Laurens County, GA – Javonnie Mondrea McCoy is a medical marijuana patient in a state where the plant is still illegal and was recently in court facing charges of possession and manufacturing. McCoy grew cannabis for his own personal consumption to treat severe headaches and other pain that he has suffered since he spent two weeks in a coma in 2003 after being severely beaten.

Instead of attempting to fight the case on the grounds that the evidence against him was wrong, McCoy instead argued that the laws were wrong. He was honest about his experience and his medical use of cannabis during the trial, and the jury acquitted his case, despite the evidence against him.

McCoy’s lawyer, Catherine Bernard, said that McCoy is not the type of person who belongs behind bars.

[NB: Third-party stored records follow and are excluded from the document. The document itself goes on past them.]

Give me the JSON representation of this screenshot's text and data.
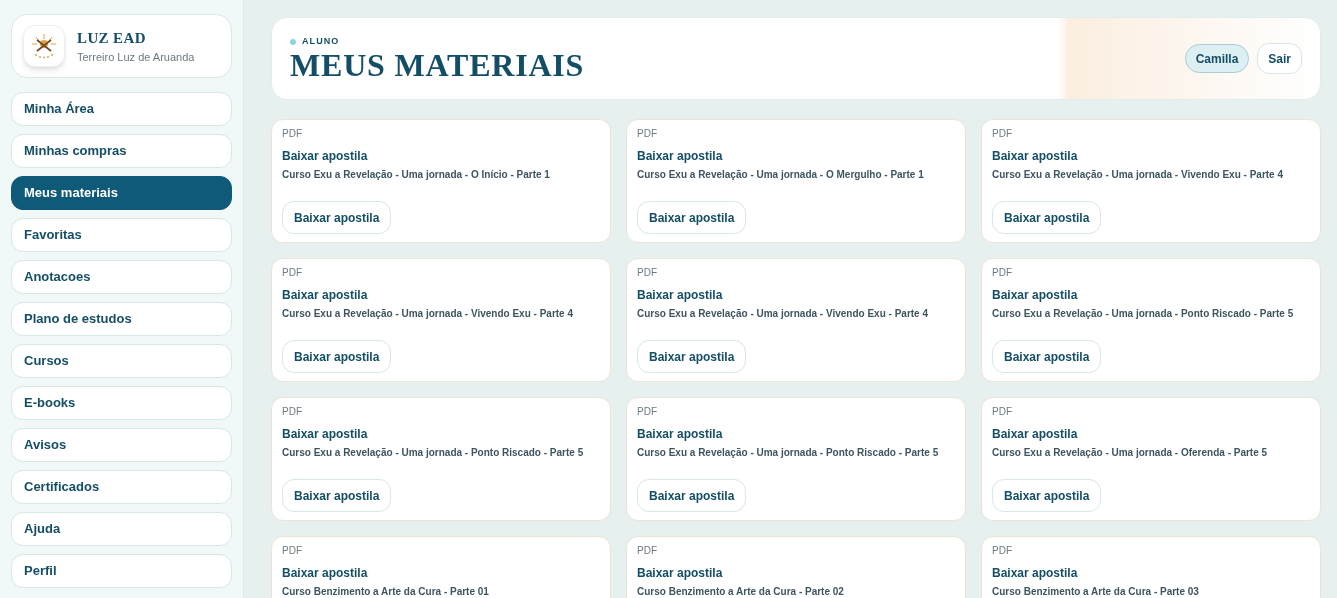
{
  "brand": {
    "title": "LUZ EAD",
    "subtitle": "Terreiro Luz de Aruanda"
  },
  "sidebar": {
    "items": [
      {
        "label": "Minha Área",
        "selected": false
      },
      {
        "label": "Minhas compras",
        "selected": false
      },
      {
        "label": "Meus materiais",
        "selected": true
      },
      {
        "label": "Favoritas",
        "selected": false
      },
      {
        "label": "Anotacoes",
        "selected": false
      },
      {
        "label": "Plano de estudos",
        "selected": false
      },
      {
        "label": "Cursos",
        "selected": false
      },
      {
        "label": "E-books",
        "selected": false
      },
      {
        "label": "Avisos",
        "selected": false
      },
      {
        "label": "Certificados",
        "selected": false
      },
      {
        "label": "Ajuda",
        "selected": false
      },
      {
        "label": "Perfil",
        "selected": false
      }
    ]
  },
  "header": {
    "eyebrow": "ALUNO",
    "title": "MEUS MATERIAIS",
    "user_button": "Camilla",
    "logout_button": "Sair"
  },
  "materials": [
    {
      "type": "PDF",
      "title": "Baixar apostila",
      "course": "Curso Exu a Revelação - Uma jornada - O Início - Parte 1",
      "button": "Baixar apostila"
    },
    {
      "type": "PDF",
      "title": "Baixar apostila",
      "course": "Curso Exu a Revelação - Uma jornada - O Mergulho - Parte 1",
      "button": "Baixar apostila"
    },
    {
      "type": "PDF",
      "title": "Baixar apostila",
      "course": "Curso Exu a Revelação - Uma jornada - Vivendo Exu - Parte 4",
      "button": "Baixar apostila"
    },
    {
      "type": "PDF",
      "title": "Baixar apostila",
      "course": "Curso Exu a Revelação - Uma jornada - Vivendo Exu - Parte 4",
      "button": "Baixar apostila"
    },
    {
      "type": "PDF",
      "title": "Baixar apostila",
      "course": "Curso Exu a Revelação - Uma jornada - Vivendo Exu - Parte 4",
      "button": "Baixar apostila"
    },
    {
      "type": "PDF",
      "title": "Baixar apostila",
      "course": "Curso Exu a Revelação - Uma jornada - Ponto Riscado - Parte 5",
      "button": "Baixar apostila"
    },
    {
      "type": "PDF",
      "title": "Baixar apostila",
      "course": "Curso Exu a Revelação - Uma jornada - Ponto Riscado - Parte 5",
      "button": "Baixar apostila"
    },
    {
      "type": "PDF",
      "title": "Baixar apostila",
      "course": "Curso Exu a Revelação - Uma jornada - Ponto Riscado - Parte 5",
      "button": "Baixar apostila"
    },
    {
      "type": "PDF",
      "title": "Baixar apostila",
      "course": "Curso Exu a Revelação - Uma jornada - Oferenda - Parte 5",
      "button": "Baixar apostila"
    },
    {
      "type": "PDF",
      "title": "Baixar apostila",
      "course": "Curso Benzimento a Arte da Cura - Parte 01"
    },
    {
      "type": "PDF",
      "title": "Baixar apostila",
      "course": "Curso Benzimento a Arte da Cura - Parte 02"
    },
    {
      "type": "PDF",
      "title": "Baixar apostila",
      "course": "Curso Benzimento a Arte da Cura - Parte 03"
    }
  ]
}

The jury appreciated his honesty throughout the case—including testimony at trial and statements to police—and recognized that a good, hardworking man living a quiet life and not bothering anyone didn’t deserve a felony conviction for his actions,” Bernard said.

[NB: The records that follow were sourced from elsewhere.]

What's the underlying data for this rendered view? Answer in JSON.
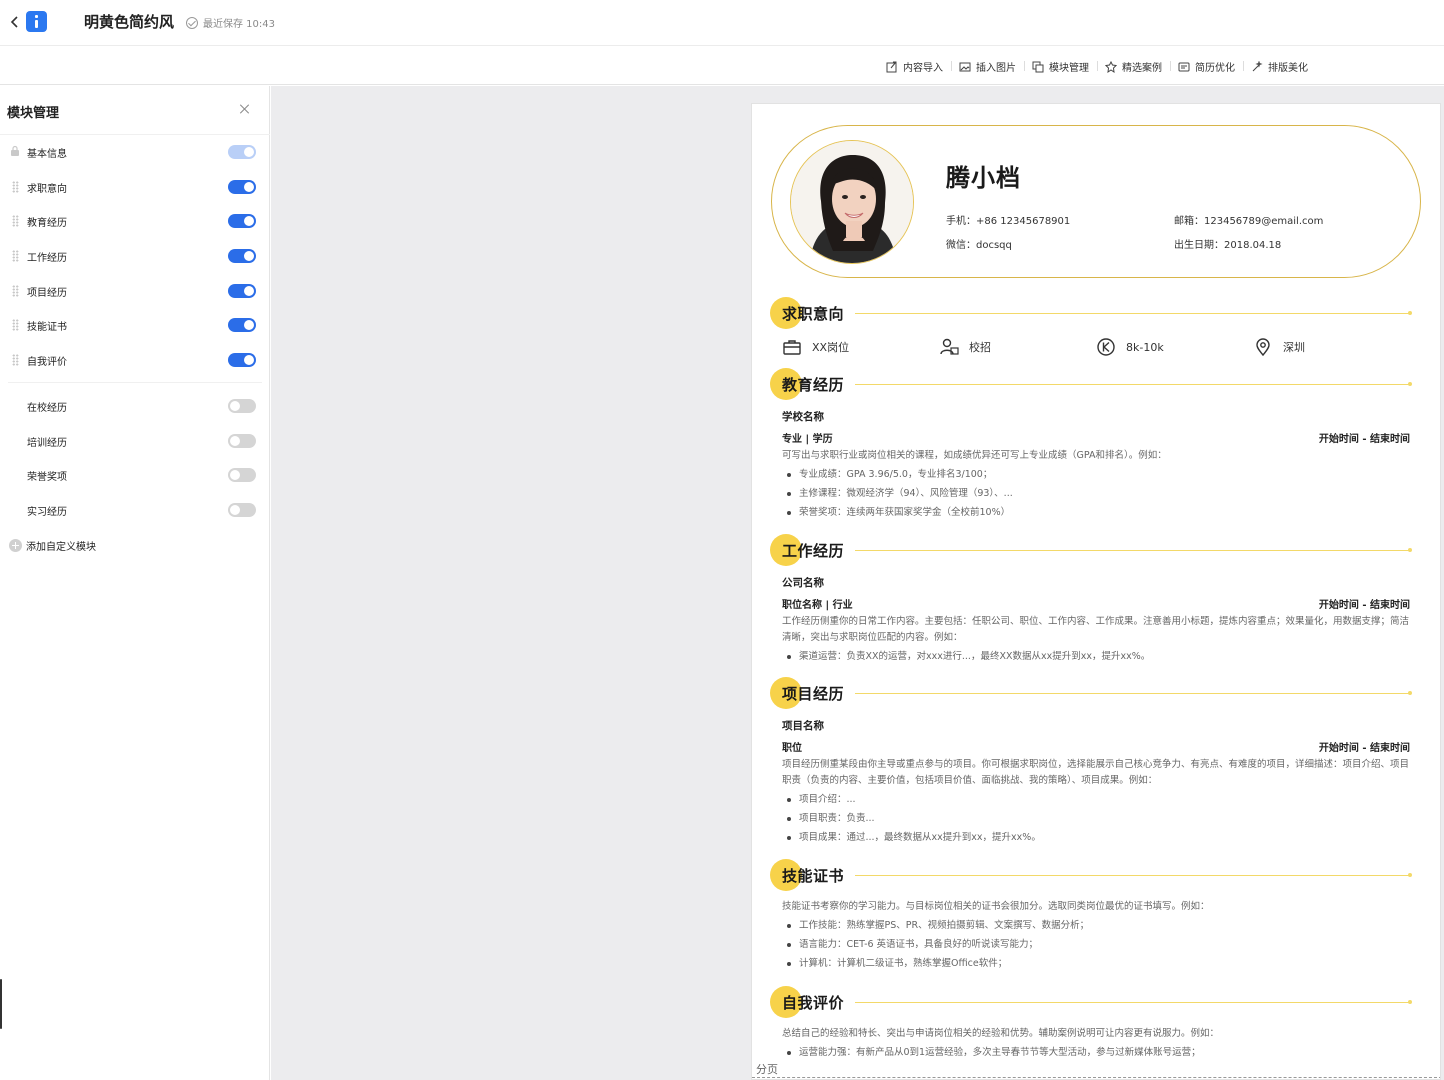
{
  "topbar": {
    "doc_title": "明黄色简约风",
    "save_status": "最近保存 10:43"
  },
  "toolbar": {
    "items": [
      {
        "label": "内容导入",
        "icon": "import-icon"
      },
      {
        "label": "插入图片",
        "icon": "image-icon"
      },
      {
        "label": "模块管理",
        "icon": "modules-icon"
      },
      {
        "label": "精选案例",
        "icon": "cases-icon"
      },
      {
        "label": "简历优化",
        "icon": "optimize-icon"
      },
      {
        "label": "排版美化",
        "icon": "beautify-icon"
      }
    ]
  },
  "module_panel": {
    "title": "模块管理",
    "enabled": [
      {
        "label": "基本信息",
        "on": true,
        "locked": true
      },
      {
        "label": "求职意向",
        "on": true
      },
      {
        "label": "教育经历",
        "on": true
      },
      {
        "label": "工作经历",
        "on": true
      },
      {
        "label": "项目经历",
        "on": true
      },
      {
        "label": "技能证书",
        "on": true
      },
      {
        "label": "自我评价",
        "on": true
      }
    ],
    "disabled": [
      {
        "label": "在校经历",
        "on": false
      },
      {
        "label": "培训经历",
        "on": false
      },
      {
        "label": "荣誉奖项",
        "on": false
      },
      {
        "label": "实习经历",
        "on": false
      }
    ],
    "add_custom": "添加自定义模块"
  },
  "colors": {
    "accent_yellow": "#f7d24a",
    "capsule_border": "#d8b54a",
    "toggle_on": "#2b6de8",
    "toggle_off": "#d5d5d5"
  },
  "resume": {
    "name": "腾小档",
    "phone": "手机：+86 12345678901",
    "email": "邮箱：123456789@email.com",
    "wechat": "微信：docsqq",
    "birth": "出生日期：2018.04.18",
    "intent": {
      "title": "求职意向",
      "position": "XX岗位",
      "type": "校招",
      "salary": "8k-10k",
      "city": "深圳"
    },
    "education": {
      "title": "教育经历",
      "school": "学校名称",
      "major": "专业 | 学历",
      "time": "开始时间 - 结束时间",
      "desc": "可写出与求职行业或岗位相关的课程，如成绩优异还可写上专业成绩（GPA和排名）。例如：",
      "bullets": [
        "专业成绩：GPA 3.96/5.0，专业排名3/100；",
        "主修课程：微观经济学（94）、风险管理（93）、...",
        "荣誉奖项：连续两年获国家奖学金（全校前10%）"
      ]
    },
    "work": {
      "title": "工作经历",
      "company": "公司名称",
      "role": "职位名称 | 行业",
      "time": "开始时间 - 结束时间",
      "desc": "工作经历侧重你的日常工作内容。主要包括：任职公司、职位、工作内容、工作成果。注意善用小标题，提炼内容重点；效果量化，用数据支撑；简洁清晰，突出与求职岗位匹配的内容。例如：",
      "bullets": [
        "渠道运营：负责XX的运营，对xxx进行...，最终XX数据从xx提升到xx，提升xx%。"
      ]
    },
    "project": {
      "title": "项目经历",
      "name": "项目名称",
      "role": "职位",
      "time": "开始时间 - 结束时间",
      "desc": "项目经历侧重某段由你主导或重点参与的项目。你可根据求职岗位，选择能展示自己核心竞争力、有亮点、有难度的项目，详细描述：项目介绍、项目职责（负责的内容、主要价值，包括项目价值、面临挑战、我的策略）、项目成果。例如：",
      "bullets": [
        "项目介绍：...",
        "项目职责：负责...",
        "项目成果：通过...，最终数据从xx提升到xx，提升xx%。"
      ]
    },
    "skills": {
      "title": "技能证书",
      "desc": "技能证书考察你的学习能力。与目标岗位相关的证书会很加分。选取同类岗位最优的证书填写。例如：",
      "bullets": [
        "工作技能：熟练掌握PS、PR、视频拍摄剪辑、文案撰写、数据分析；",
        "语言能力：CET-6 英语证书，具备良好的听说读写能力；",
        "计算机：计算机二级证书，熟练掌握Office软件；"
      ]
    },
    "self_eval": {
      "title": "自我评价",
      "desc": "总结自己的经验和特长、突出与申请岗位相关的经验和优势。辅助案例说明可让内容更有说服力。例如：",
      "bullets": [
        "运营能力强：有新产品从0到1运营经验，多次主导春节节等大型活动，参与过新媒体账号运营；"
      ]
    },
    "page_break": "分页"
  }
}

This is just the most recent case of a jury nullification victory for cannabis users, but this strategy is becoming increasingly popular.

For those who do not know, jury nullification is basically the right for any juror to not only judge the facts of the case but to also actually judge the validity of the law itself. This means that if a jury feels that a defendant is facing an unjust charge, they actually have the right to rule in the defendant’s favor, even if they are technically guilty under the court’s standards.

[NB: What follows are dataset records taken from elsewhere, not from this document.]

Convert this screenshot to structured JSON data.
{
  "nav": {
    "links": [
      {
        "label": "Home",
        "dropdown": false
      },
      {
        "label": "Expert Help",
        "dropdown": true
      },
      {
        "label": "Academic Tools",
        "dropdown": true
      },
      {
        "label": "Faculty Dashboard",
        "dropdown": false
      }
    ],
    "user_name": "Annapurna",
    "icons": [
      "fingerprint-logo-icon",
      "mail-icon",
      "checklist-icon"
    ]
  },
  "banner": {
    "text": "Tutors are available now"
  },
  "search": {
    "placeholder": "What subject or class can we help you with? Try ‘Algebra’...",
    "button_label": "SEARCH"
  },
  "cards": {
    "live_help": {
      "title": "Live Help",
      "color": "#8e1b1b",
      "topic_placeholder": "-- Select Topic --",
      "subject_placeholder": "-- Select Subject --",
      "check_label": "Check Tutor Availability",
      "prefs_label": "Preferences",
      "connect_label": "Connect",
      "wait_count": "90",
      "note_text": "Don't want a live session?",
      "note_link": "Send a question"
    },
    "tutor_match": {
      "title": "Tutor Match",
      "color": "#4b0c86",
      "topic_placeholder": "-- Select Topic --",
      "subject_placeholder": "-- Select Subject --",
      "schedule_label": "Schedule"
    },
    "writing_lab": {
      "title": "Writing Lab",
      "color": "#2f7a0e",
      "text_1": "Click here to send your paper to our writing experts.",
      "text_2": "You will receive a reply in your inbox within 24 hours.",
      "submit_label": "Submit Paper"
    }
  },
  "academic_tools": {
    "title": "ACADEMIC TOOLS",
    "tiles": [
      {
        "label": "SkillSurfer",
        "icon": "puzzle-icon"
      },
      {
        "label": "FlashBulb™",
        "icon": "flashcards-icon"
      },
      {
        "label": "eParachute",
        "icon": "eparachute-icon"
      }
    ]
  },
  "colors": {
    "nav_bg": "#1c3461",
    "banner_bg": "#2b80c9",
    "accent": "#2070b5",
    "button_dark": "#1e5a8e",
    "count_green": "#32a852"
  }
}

Considering the fact that most of the nonviolent offenses on the books today are extremely unpopular for a variety of reasons, you would think that jury nullification would be household knowledge, or even taught in schools. However, this is a very well guarded secret, with many judges actually preventing the defense from informing juries of their right to nullify laws that they feel are unjust.

In fact, in 2016, New Hampshire House became the first state in the nation to consider a bill that would require courts to inform juries of their right to vote not guilty when the verdict would produce an unjust result.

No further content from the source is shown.